To evaluate the health of processed food products then, what should be compared? Only the many kinds of processed foods themselves. In doing this, the ASN article creates a false equivalence by asserting that all processed food products — from bread, cheese, and frozen peas, to Pop Tarts and frozen corn dogs dipped in aerosol spray cheese — are all qualitatively the same.
The only way this can possibly make sense is by focusing on the number of vitamins and minerals added to the product. The authors do not mention the synthetic ingredients, additive sugars, or sodium. In other words, they are arguing that if a collection of dyes, sugars, and preservatives (returning to the example of common breakfast cereals) has a multivitamin ground up into it, it is on the same nutritional level as fresh frozen vegetables or a piece of brie cheese.
This cartoon absurdity of normalizing food inventions is dangerous because it avoids obvious issues. No matter how margarine is fortified, its hydrogenated oils are still bad for your heart. The nutrient content of some prepackaged foods doesn’t make their sky-high levels of sodium and sugar suddenly good for you. Finally, eating the food preservatives they laud in this paper (including hydrogenated oil, nitrate/nitrite, salt, BHT, sodium benzoate) does not reverse the research linking them to some form of chronic disease.
And this is exactly what makes this position paper so antithetical to public health. Americans eat an estimated 150 pounds of sugar per person per year, and about 70 percent of that comes from processed food products. The CDC estimates that a mere 10 foods account for more than 40% of our sodium consumption.

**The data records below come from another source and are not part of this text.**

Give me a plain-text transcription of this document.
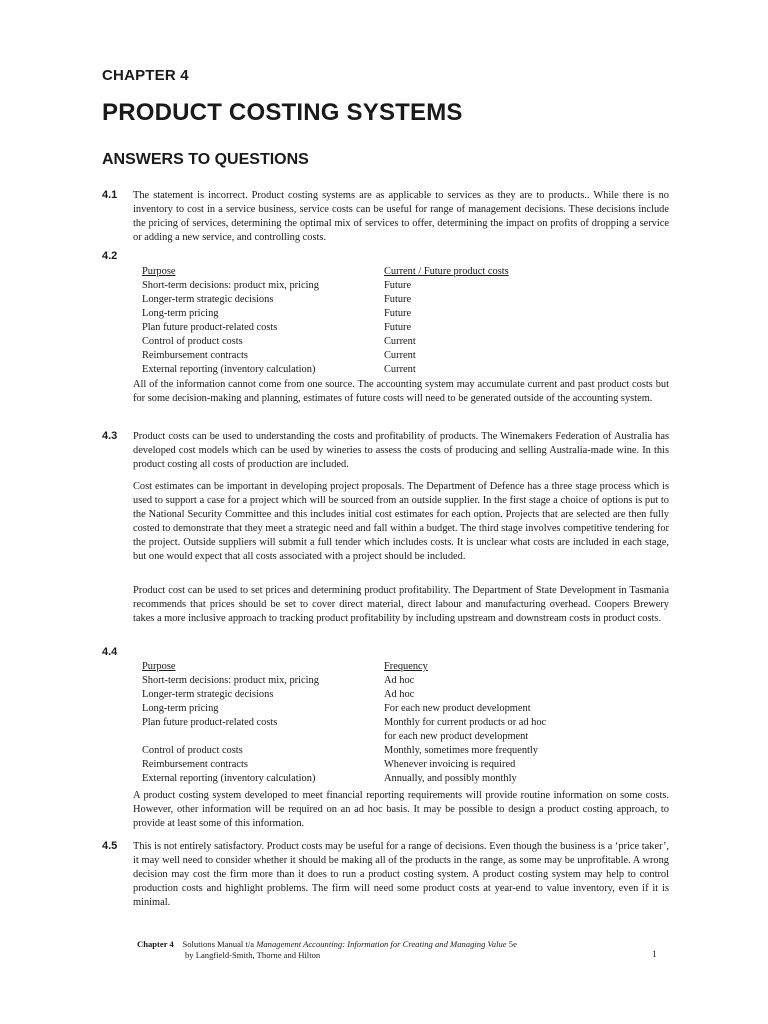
CHAPTER 4
PRODUCT COSTING SYSTEMS
ANSWERS TO QUESTIONS
4.1 The statement is incorrect. Product costing systems are as applicable to services as they are to products.. While there is no inventory to cost in a service business, service costs can be useful for range of management decisions. These decisions include the pricing of services, determining the optimal mix of services to offer, determining the impact on profits of dropping a service or adding a new service, and controlling costs.

4.2
Purpose	Current / Future product costs
Short-term decisions: product mix, pricing	Future
Longer-term strategic decisions	Future
Long-term pricing	Future
Plan future product-related costs	Future
Control of product costs	Current
Reimbursement contracts	Current
External reporting (inventory calculation)	Current

All of the information cannot come from one source. The accounting system may accumulate current and past product costs but for some decision-making and planning, estimates of future costs will need to be generated outside of the accounting system.

4.3 Product costs can be used to understanding the costs and profitability of products. The Winemakers Federation of Australia has developed cost models which can be used by wineries to assess the costs of producing and selling Australia-made wine. In this product costing all costs of production are included.

Cost estimates can be important in developing project proposals. The Department of Defence has a three stage process which is used to support a case for a project which will be sourced from an outside supplier. In the first stage a choice of options is put to the National Security Committee and this includes initial cost estimates for each option. Projects that are selected are then fully costed to demonstrate that they meet a strategic need and fall within a budget. The third stage involves competitive tendering for the project. Outside suppliers will submit a full tender which includes costs. It is unclear what costs are included in each stage, but one would expect that all costs associated with a project should be included.

Product cost can be used to set prices and determining product profitability. The Department of State Development in Tasmania recommends that prices should be set to cover direct material, direct labour and manufacturing overhead. Coopers Brewery takes a more inclusive approach to tracking product profitability by including upstream and downstream costs in product costs.

4.4
Purpose	Frequency
Short-term decisions: product mix, pricing	Ad hoc
Longer-term strategic decisions	Ad hoc
Long-term pricing	For each new product development
Plan future product-related costs	Monthly for current products or ad hoc
for each new product development
Control of product costs	Monthly, sometimes more frequently
Reimbursement contracts	Whenever invoicing is required
External reporting (inventory calculation)	Annually, and possibly monthly

A product costing system developed to meet financial reporting requirements will provide routine information on some costs. However, other information will be required on an ad hoc basis. It may be possible to design a product costing approach, to provide at least some of this information.

4.5 This is not entirely satisfactory. Product costs may be useful for a range of decisions. Even though the business is a ‘price taker’, it may well need to consider whether it should be making all of the products in the range, as some may be unprofitable. A wrong decision may cost the firm more than it does to run a product costing system. A product costing system may help to control production costs and highlight problems. The firm will need some product costs at year-end to value inventory, even if it is minimal.

Chapter 4 Solutions Manual t/a Management Accounting: Information for Creating and Managing Value 5e
by Langfield-Smith, Thorne and Hilton	1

Defending the source of most sugar and sodium consumption, when a staggering two-thirds of our population ranges from overweight to morbidly obese, is anything but serving public health.
I do understand why companies in the food industry sugarcoat everything they say to the public about themselves and their products. But we all should expect that. What’s disheartening is being let down by a the nutrition institution we trusted to give us straight advice. The American Society for Nutrition endorsed the views of processed food industry spokespeople, and allowed them to speak through the invisibility cloak of scientists writing for their organization.
The bottom line is that the position of this position paper is little better than the sugar-filled, neon-colored, processed food product breakfast cereals they defend. And, like these products, the ASN is in serious need of some fortification via one key ingredient our consumer public deserves: integrity.